Mais vous n’avez rien d’arrêté ? pas de plan, pas de mesures prises ? ô enfants, enfants ! jouer avec la vie et la mort ! Des questions qui ont remué le monde ! des idées qui ont blanchi des milliers de têtes, et qui les ont fait rouler comme des grains de sable sur les pieds du bourreau ! des projets que la Providence elle-même regarde en silence et avec terreur, et qu’elle laisse achever à l’homme, sans oser y toucher ! Vous parlez de tout cela en faisant des armes et en buvant un verre de vin d’Espagne, comme s’il s’agissait d’un cheval ou d’une mascarade ! Savez-vous ce que c’est qu’une république, que l’artisan au fond de son atelier, que le laboureur dans son champ, que le citoyen sur la place, que la vie entière d’un royaume ? le bonheur des hommes, Dieu de justice ! Ô enfants, enfants ! savez-vous compter sur vos doigts ?

Pierre.

Un bon coup de lancette guérit tous les maux.

Philippe.

Guérir ! guérir ! Savez-vous que le plus petit coup de lancette doit être donné par le médecin ? Savez-vous qu’il faut une expérience longue comme la vie, et une science grande comme le monde, pour tirer du bras d’un malade une goutte de sang ? N’étais-je pas offensé aussi, la nuit dernière, lorsque tu avais mis ton épée nue sous ton manteau ? Ne suis-je pas le père de ma Louise, comme tu es son frère ? N’était-ce pas une juste vengeance ? Et cependant sais-tu ce qu’elle m’a coûté ? Ah ! les pères savent cela, mais non les enfants.
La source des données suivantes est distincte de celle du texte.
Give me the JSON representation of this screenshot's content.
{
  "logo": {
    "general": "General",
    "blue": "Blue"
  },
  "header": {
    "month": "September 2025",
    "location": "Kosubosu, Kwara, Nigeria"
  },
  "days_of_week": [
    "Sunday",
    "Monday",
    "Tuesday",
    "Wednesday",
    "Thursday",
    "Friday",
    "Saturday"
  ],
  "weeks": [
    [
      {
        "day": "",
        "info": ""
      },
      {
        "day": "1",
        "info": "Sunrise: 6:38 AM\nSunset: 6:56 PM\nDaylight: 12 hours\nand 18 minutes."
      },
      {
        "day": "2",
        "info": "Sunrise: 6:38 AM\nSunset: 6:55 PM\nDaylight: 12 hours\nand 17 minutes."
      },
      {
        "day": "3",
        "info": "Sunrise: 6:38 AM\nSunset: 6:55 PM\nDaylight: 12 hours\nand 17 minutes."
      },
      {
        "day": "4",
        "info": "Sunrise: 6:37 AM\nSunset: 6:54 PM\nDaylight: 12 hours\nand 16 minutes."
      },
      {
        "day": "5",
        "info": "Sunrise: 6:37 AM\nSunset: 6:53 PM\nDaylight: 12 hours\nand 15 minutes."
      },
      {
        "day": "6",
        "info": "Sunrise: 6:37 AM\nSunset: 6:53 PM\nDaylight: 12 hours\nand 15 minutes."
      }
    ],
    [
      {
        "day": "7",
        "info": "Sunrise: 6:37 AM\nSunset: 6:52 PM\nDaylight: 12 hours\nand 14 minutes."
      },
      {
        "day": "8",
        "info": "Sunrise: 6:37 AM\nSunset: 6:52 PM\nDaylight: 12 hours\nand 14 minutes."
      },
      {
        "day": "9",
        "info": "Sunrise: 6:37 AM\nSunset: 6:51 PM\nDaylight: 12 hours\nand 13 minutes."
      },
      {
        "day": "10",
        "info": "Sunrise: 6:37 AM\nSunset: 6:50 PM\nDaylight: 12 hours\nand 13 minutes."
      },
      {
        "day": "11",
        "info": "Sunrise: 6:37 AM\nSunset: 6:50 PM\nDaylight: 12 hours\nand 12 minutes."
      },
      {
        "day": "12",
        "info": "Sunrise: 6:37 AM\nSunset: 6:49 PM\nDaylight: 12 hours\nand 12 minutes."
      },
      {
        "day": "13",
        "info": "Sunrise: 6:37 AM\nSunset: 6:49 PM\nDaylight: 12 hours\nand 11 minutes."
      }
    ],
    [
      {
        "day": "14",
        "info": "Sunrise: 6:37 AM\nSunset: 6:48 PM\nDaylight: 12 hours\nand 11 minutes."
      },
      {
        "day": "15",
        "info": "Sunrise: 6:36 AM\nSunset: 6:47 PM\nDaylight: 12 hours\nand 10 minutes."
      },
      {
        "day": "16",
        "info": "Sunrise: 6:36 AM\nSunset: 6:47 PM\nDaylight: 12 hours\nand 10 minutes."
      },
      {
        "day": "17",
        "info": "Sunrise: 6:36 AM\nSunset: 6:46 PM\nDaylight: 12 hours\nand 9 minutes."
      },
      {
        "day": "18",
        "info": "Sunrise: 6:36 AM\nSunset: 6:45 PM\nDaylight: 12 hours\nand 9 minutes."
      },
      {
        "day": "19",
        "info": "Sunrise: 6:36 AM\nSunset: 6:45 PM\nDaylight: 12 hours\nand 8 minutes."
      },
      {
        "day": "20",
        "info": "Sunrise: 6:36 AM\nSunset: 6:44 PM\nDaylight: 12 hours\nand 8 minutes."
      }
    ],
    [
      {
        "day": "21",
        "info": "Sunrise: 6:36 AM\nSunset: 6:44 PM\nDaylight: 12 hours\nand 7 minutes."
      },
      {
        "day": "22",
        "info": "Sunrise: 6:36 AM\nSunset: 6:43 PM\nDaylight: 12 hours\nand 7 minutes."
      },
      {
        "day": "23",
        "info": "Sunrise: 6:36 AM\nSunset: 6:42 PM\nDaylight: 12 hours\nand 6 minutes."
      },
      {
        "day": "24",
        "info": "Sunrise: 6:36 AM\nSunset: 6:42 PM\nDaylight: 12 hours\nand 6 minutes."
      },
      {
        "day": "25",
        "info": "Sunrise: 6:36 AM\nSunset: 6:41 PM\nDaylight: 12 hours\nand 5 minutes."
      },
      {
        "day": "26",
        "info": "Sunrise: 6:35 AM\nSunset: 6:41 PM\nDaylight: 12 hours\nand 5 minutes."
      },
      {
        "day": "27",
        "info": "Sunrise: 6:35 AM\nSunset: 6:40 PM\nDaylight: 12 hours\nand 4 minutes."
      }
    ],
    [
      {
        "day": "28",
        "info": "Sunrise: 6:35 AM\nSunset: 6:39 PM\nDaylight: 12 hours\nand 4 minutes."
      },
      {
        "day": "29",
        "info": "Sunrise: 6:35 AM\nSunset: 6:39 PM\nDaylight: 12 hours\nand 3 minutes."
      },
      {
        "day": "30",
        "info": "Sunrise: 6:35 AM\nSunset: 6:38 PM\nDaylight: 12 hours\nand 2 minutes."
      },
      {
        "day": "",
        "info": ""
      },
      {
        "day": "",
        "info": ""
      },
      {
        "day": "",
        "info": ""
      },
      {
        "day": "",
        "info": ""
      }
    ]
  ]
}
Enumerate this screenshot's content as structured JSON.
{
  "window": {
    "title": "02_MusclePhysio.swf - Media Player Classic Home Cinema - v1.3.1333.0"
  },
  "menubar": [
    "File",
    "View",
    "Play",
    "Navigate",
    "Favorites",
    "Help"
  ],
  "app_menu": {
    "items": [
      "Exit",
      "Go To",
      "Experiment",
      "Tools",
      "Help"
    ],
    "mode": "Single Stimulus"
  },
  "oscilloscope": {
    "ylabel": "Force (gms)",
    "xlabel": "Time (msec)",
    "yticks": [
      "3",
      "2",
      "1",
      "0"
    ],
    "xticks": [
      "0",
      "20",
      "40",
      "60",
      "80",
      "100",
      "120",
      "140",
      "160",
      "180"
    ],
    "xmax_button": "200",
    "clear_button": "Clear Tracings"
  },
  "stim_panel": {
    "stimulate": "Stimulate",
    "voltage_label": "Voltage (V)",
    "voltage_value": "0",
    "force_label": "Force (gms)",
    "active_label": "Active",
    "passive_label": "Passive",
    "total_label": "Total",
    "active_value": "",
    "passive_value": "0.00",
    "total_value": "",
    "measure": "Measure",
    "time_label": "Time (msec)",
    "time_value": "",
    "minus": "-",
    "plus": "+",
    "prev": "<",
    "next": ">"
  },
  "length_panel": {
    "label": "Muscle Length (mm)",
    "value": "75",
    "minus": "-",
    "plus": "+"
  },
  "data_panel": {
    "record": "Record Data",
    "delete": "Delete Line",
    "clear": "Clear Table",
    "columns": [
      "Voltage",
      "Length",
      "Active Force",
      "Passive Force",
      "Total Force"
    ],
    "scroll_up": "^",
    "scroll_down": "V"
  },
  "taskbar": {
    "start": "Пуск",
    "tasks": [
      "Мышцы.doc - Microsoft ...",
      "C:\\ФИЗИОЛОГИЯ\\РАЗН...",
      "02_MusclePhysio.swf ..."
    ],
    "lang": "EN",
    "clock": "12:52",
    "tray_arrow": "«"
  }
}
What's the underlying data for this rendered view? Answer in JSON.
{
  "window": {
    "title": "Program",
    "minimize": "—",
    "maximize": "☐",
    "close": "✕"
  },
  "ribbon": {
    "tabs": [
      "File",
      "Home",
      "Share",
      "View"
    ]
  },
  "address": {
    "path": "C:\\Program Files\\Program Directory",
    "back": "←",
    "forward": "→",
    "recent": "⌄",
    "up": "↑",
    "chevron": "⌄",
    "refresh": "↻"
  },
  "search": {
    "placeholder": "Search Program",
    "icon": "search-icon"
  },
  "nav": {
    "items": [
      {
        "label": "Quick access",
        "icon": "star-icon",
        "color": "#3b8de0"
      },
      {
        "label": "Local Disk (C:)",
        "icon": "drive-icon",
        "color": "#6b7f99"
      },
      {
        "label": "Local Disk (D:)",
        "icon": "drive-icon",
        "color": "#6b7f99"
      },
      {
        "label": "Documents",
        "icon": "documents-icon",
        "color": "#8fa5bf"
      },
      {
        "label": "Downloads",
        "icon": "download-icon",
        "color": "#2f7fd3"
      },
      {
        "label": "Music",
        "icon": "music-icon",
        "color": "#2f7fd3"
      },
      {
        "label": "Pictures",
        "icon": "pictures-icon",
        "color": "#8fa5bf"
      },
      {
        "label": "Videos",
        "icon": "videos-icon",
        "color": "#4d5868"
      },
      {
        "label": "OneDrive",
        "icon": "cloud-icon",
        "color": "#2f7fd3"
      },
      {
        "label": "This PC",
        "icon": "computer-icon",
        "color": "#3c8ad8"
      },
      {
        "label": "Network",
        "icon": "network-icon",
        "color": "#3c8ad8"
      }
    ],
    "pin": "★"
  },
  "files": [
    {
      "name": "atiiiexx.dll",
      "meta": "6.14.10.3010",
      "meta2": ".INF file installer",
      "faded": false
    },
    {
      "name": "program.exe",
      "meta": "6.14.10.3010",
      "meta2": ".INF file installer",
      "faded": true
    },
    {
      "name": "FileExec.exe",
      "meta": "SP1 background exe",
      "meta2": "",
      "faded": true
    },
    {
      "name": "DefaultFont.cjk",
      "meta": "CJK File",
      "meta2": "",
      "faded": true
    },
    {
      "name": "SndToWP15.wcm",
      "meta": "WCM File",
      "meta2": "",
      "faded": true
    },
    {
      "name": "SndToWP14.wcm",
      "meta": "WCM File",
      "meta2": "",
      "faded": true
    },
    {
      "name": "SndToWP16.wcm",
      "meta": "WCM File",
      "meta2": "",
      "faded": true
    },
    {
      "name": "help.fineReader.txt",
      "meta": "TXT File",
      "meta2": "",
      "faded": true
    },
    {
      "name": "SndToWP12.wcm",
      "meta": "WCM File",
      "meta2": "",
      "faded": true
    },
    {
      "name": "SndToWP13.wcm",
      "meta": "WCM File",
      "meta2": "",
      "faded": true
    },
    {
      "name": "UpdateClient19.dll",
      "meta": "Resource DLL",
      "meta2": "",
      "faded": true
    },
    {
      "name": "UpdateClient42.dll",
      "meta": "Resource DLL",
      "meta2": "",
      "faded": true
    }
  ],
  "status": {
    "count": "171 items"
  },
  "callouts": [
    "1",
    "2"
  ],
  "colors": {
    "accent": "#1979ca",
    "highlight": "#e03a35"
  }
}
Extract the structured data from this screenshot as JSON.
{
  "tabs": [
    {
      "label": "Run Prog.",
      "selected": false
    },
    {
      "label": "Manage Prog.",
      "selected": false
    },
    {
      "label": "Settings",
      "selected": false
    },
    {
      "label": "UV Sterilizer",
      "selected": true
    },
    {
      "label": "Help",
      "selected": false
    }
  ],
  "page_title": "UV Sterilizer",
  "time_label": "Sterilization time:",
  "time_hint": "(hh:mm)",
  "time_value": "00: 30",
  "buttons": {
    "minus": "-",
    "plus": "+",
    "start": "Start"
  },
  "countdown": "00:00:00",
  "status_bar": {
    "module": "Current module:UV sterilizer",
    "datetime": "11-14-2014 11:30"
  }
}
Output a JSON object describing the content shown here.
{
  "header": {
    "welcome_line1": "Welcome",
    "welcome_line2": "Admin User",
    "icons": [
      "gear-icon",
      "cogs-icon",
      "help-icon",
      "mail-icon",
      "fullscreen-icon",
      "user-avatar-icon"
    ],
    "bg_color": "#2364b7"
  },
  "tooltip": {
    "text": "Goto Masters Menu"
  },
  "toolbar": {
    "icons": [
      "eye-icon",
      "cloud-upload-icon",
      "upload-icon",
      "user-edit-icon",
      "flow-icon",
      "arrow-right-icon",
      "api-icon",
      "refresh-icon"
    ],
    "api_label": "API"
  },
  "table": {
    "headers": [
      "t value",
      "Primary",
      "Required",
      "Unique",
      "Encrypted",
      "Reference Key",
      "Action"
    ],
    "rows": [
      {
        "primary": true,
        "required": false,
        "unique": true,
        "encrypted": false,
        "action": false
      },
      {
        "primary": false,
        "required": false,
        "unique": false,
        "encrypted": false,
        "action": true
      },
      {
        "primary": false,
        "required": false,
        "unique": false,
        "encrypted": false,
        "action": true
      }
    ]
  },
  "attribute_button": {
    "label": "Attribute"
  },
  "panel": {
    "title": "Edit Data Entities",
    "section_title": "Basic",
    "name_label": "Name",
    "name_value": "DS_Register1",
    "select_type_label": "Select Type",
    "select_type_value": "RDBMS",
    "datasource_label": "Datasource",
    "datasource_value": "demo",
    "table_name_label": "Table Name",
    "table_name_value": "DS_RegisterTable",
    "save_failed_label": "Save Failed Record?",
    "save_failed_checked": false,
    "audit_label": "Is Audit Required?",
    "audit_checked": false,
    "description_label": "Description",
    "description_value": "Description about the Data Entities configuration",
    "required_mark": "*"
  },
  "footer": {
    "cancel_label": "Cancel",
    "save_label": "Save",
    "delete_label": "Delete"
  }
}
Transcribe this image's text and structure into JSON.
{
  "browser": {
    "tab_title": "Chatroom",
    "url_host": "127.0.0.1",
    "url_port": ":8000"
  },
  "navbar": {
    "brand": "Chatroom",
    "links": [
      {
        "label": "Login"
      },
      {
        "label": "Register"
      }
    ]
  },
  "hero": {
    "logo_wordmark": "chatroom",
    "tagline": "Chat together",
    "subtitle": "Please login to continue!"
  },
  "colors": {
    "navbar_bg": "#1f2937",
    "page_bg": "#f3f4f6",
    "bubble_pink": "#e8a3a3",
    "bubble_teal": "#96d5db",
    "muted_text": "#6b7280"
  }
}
Si tu es père un jour, nous en parlerons.

Pierre.

Vous qui savez aimer, vous devriez savoir haïr.

Philippe.

Qu’ont donc fait à Dieu ces Pazzi ? Ils invitent leurs amis à venir conspirer, comme on invite à jouer aux dés, et les amis, en entrant dans leur cour, glissent dans le sang de leurs grands-pères1. Quelle soif ont donc leurs épées ? Que voulez-vous donc, que voulez-vous ?

Pierre.

Et pourquoi vous démentir vous-même ? Ne vous ai-je pas entendu cent fois dire ce que nous disons ? Ne savons-nous pas ce qui vous occupe, quand vos domestiques voient à leur lever vos fenêtres éclairées des flambeaux de la veille ? Ceux qui passent les nuits sans dormir ne meurent pas silencieux.

Philippe.

Où en viendrez-vous ? réponds-moi.

Pierre.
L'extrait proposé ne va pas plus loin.